To provide relief to individuals saving for their retirement kitty through NPS or National Pension System, PFRDA or Pension Fund Regulatory and Development Authority has decided to raise the joining age for the scheme from the current 60 years to 65 years. As of now individuals' upto the age of 60 years can join the NPS scheme and contribute in it until attaining the age of 70 years. NPS subscribers also have the option to buy annuities with a deferment of 3 years from 60 to 63.
The scheme is open to all Indian nationals and provides an array of investment options for creating retirement corpus. A maximum corpus of 75% can be diverted towards equity if an investor chooses aggressive style. For risk averse investors, a substantial component of fixed income instruments is available. There are two accounts under the scheme, Tier I and Tier II. Tier I is a mandatory account for making contribution for retirement with tax benefits and withdrawal restrictions while Tier II is an optional savings facility.

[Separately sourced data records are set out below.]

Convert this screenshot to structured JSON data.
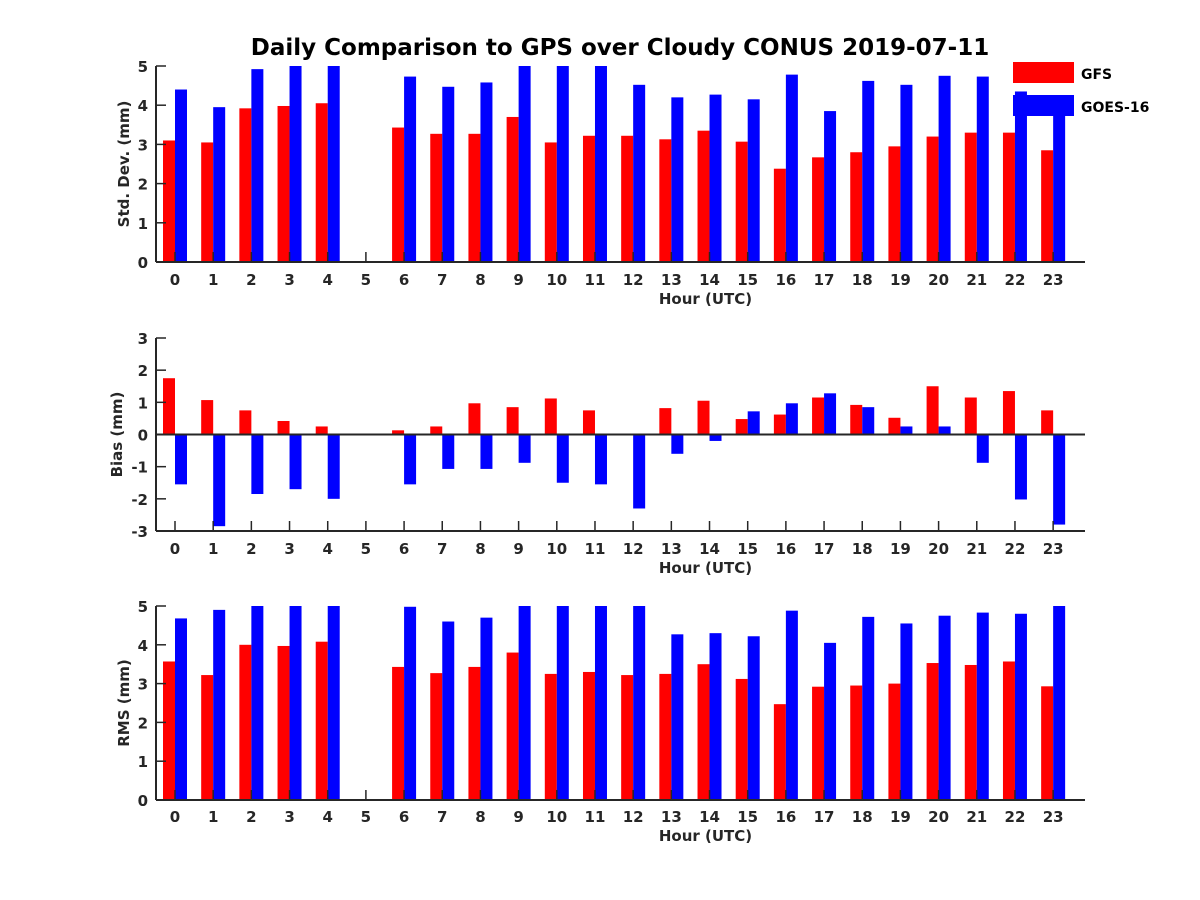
{
  "title": "Daily Comparison to GPS over Cloudy CONUS 2019-07-11",
  "legend": {
    "entries": [
      {
        "label": "GFS",
        "color": "#ff0000"
      },
      {
        "label": "GOES-16",
        "color": "#0000ff"
      }
    ]
  },
  "chart_data": [
    {
      "type": "bar",
      "title": "Daily Comparison to GPS over Cloudy CONUS 2019-07-11",
      "xlabel": "Hour (UTC)",
      "ylabel": "Std. Dev. (mm)",
      "ylim": [
        0,
        5
      ],
      "yticks": [
        0,
        1,
        2,
        3,
        4,
        5
      ],
      "categories": [
        "0",
        "1",
        "2",
        "3",
        "4",
        "5",
        "6",
        "7",
        "8",
        "9",
        "10",
        "11",
        "12",
        "13",
        "14",
        "15",
        "16",
        "17",
        "18",
        "19",
        "20",
        "21",
        "22",
        "23"
      ],
      "series": [
        {
          "name": "GFS",
          "color": "#ff0000",
          "values": [
            3.1,
            3.05,
            3.92,
            3.98,
            4.05,
            null,
            3.43,
            3.27,
            3.27,
            3.7,
            3.05,
            3.22,
            3.22,
            3.13,
            3.35,
            3.07,
            2.38,
            2.67,
            2.8,
            2.95,
            3.2,
            3.3,
            3.3,
            2.85
          ]
        },
        {
          "name": "GOES-16",
          "color": "#0000ff",
          "values": [
            4.4,
            3.95,
            4.92,
            5.0,
            5.0,
            null,
            4.73,
            4.47,
            4.58,
            5.0,
            5.0,
            5.0,
            4.52,
            4.2,
            4.27,
            4.15,
            4.78,
            3.85,
            4.62,
            4.52,
            4.75,
            4.73,
            4.35,
            3.82
          ]
        }
      ]
    },
    {
      "type": "bar",
      "xlabel": "Hour (UTC)",
      "ylabel": "Bias (mm)",
      "ylim": [
        -3,
        3
      ],
      "yticks": [
        -3,
        -2,
        -1,
        0,
        1,
        2,
        3
      ],
      "categories": [
        "0",
        "1",
        "2",
        "3",
        "4",
        "5",
        "6",
        "7",
        "8",
        "9",
        "10",
        "11",
        "12",
        "13",
        "14",
        "15",
        "16",
        "17",
        "18",
        "19",
        "20",
        "21",
        "22",
        "23"
      ],
      "series": [
        {
          "name": "GFS",
          "color": "#ff0000",
          "values": [
            1.75,
            1.07,
            0.75,
            0.42,
            0.25,
            null,
            0.13,
            0.25,
            0.97,
            0.85,
            1.12,
            0.75,
            0.03,
            0.82,
            1.05,
            0.48,
            0.62,
            1.15,
            0.92,
            0.52,
            1.5,
            1.15,
            1.35,
            0.75
          ]
        },
        {
          "name": "GOES-16",
          "color": "#0000ff",
          "values": [
            -1.55,
            -2.85,
            -1.85,
            -1.7,
            -2.0,
            null,
            -1.55,
            -1.07,
            -1.07,
            -0.88,
            -1.5,
            -1.55,
            -2.3,
            -0.6,
            -0.2,
            0.72,
            0.97,
            1.28,
            0.85,
            0.25,
            0.25,
            -0.88,
            -2.02,
            -2.8
          ]
        }
      ]
    },
    {
      "type": "bar",
      "xlabel": "Hour (UTC)",
      "ylabel": "RMS (mm)",
      "ylim": [
        0,
        5
      ],
      "yticks": [
        0,
        1,
        2,
        3,
        4,
        5
      ],
      "categories": [
        "0",
        "1",
        "2",
        "3",
        "4",
        "5",
        "6",
        "7",
        "8",
        "9",
        "10",
        "11",
        "12",
        "13",
        "14",
        "15",
        "16",
        "17",
        "18",
        "19",
        "20",
        "21",
        "22",
        "23"
      ],
      "series": [
        {
          "name": "GFS",
          "color": "#ff0000",
          "values": [
            3.57,
            3.22,
            4.0,
            3.97,
            4.08,
            null,
            3.43,
            3.27,
            3.43,
            3.8,
            3.25,
            3.3,
            3.22,
            3.25,
            3.5,
            3.12,
            2.47,
            2.92,
            2.95,
            3.0,
            3.53,
            3.48,
            3.57,
            2.93
          ]
        },
        {
          "name": "GOES-16",
          "color": "#0000ff",
          "values": [
            4.68,
            4.9,
            5.0,
            5.0,
            5.0,
            null,
            4.98,
            4.6,
            4.7,
            5.0,
            5.0,
            5.0,
            5.0,
            4.27,
            4.3,
            4.22,
            4.88,
            4.05,
            4.72,
            4.55,
            4.75,
            4.83,
            4.8,
            5.0
          ]
        }
      ]
    }
  ]
}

Hemant Contractor, Chairman of PFRDA said to a leading online finance portal, "anyone from 18 to 65 years will be allowed to join". Further he said that the maximum age for making contribution under the NPS scheme shall remain unchanged at 70 years. This implies that a person who joins the scheme at 65 years will have an overall accumulation period of 5 years under NPS.

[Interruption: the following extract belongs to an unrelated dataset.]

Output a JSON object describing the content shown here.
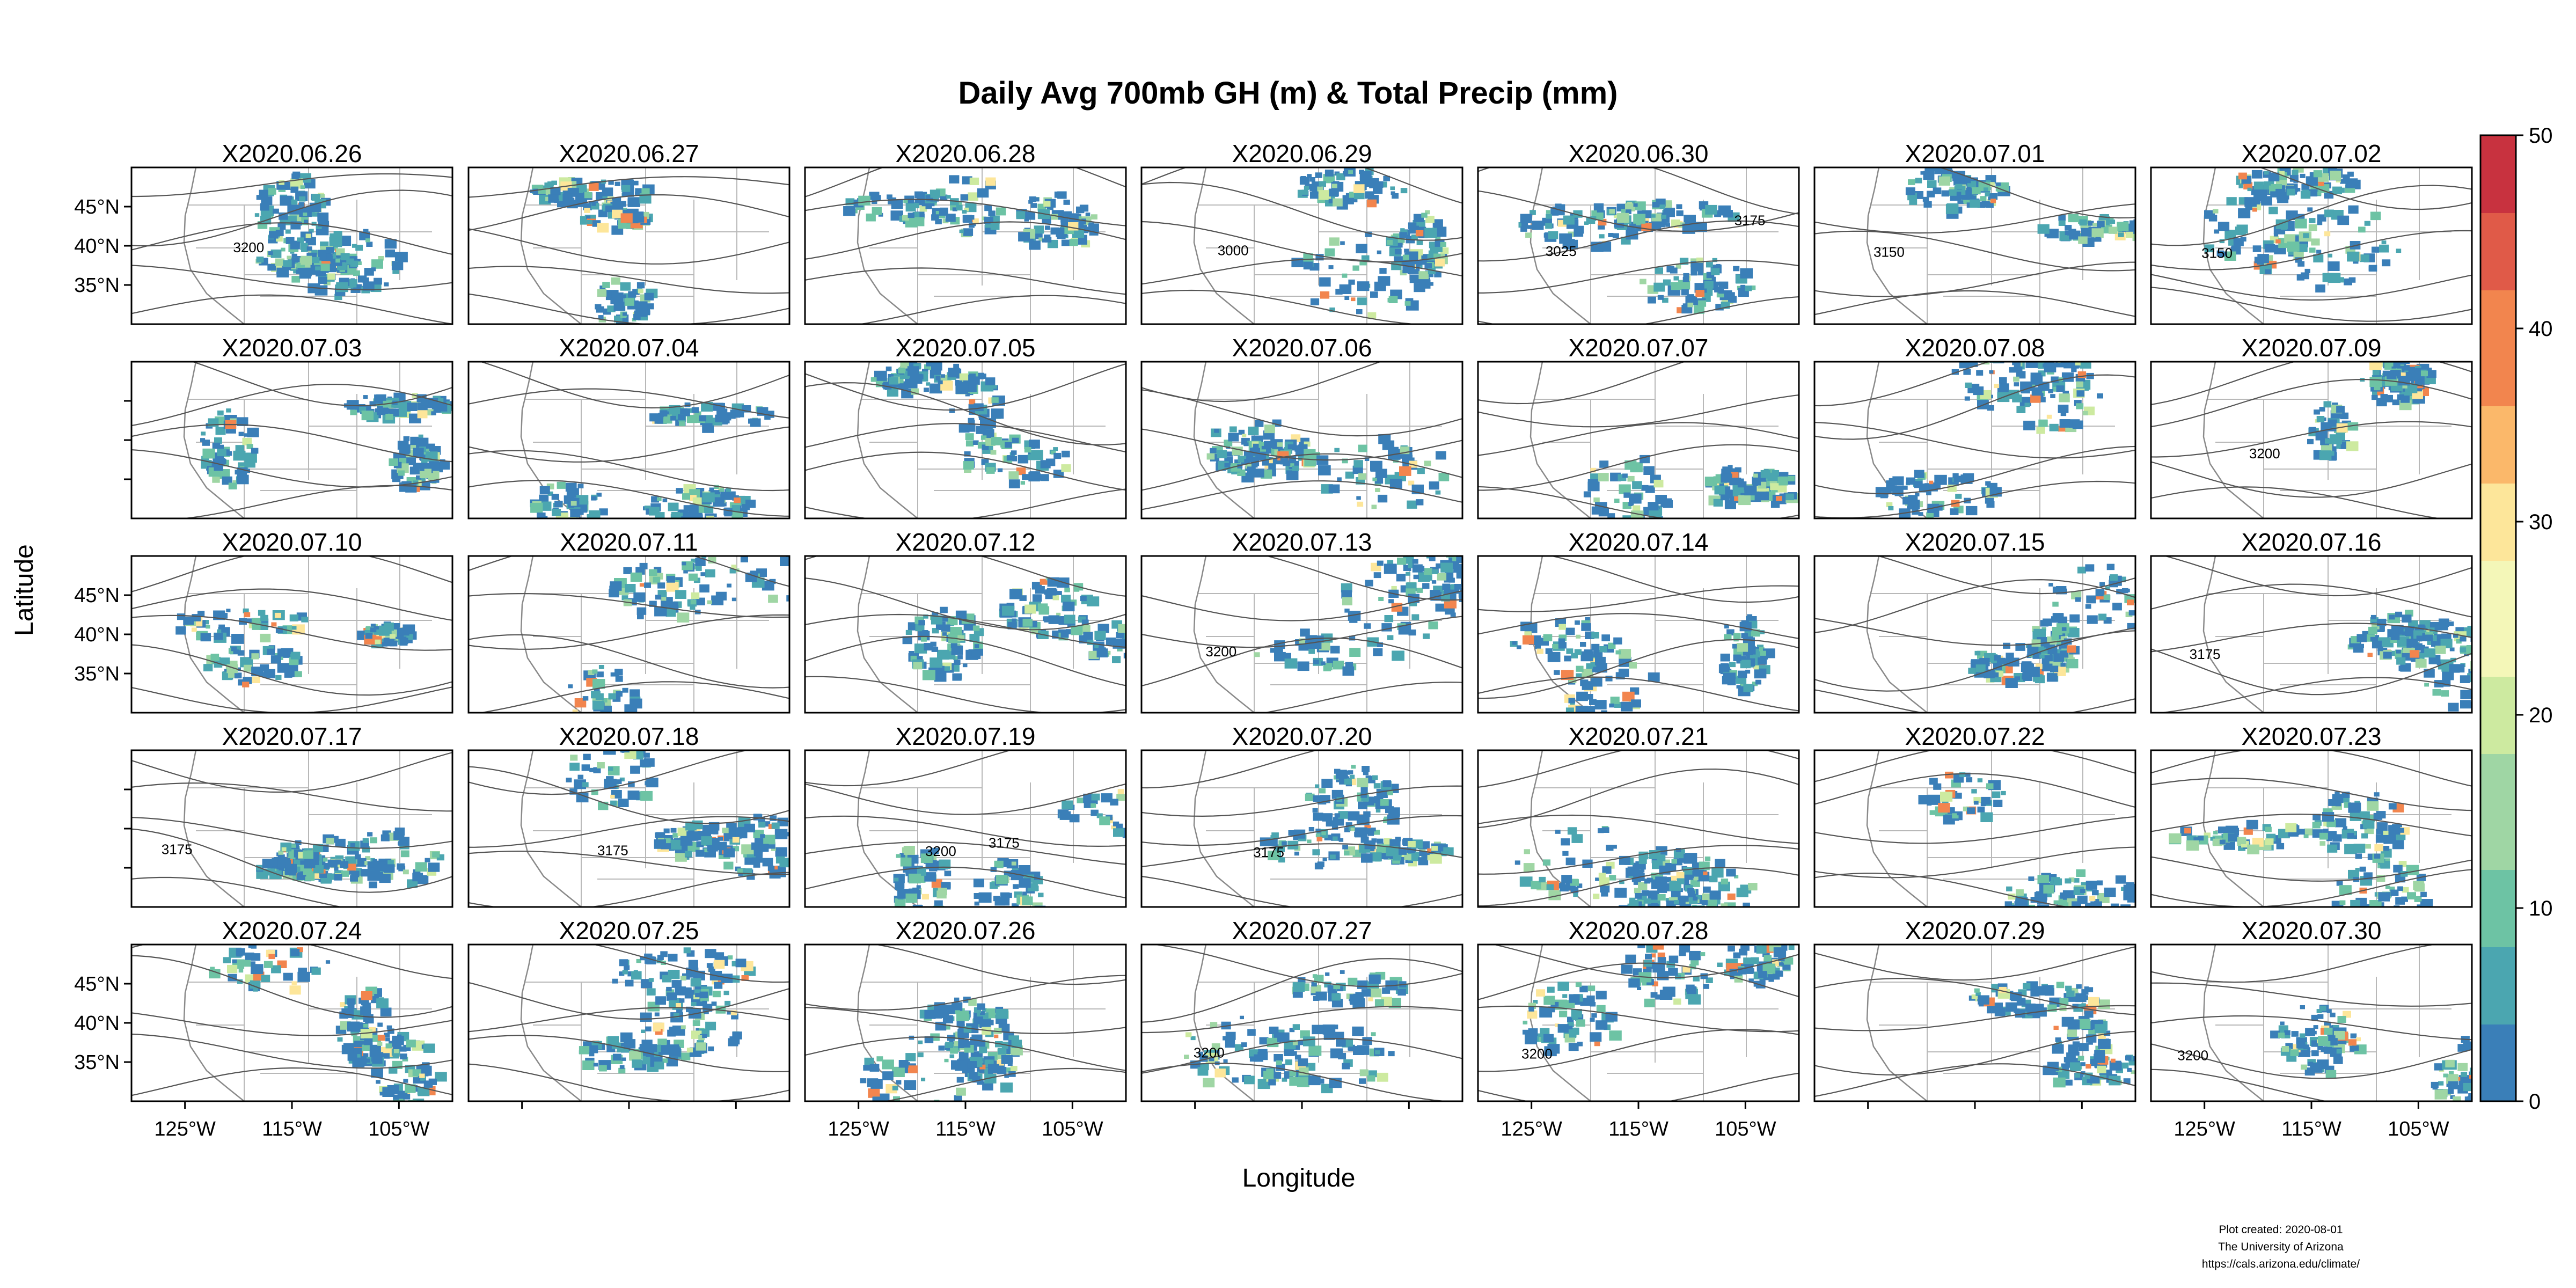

The decision in this regard has been taken after considering several feedbacks that the regulator receives from the market on an ongoing basis. And as people in their 60s also wanted to accumulate for their retirement through the scheme, PFRDA has taken such a move. Also, increasing longevity and longer work life is being factored in while taking the decision. The notification per se the move shall be issued shortly.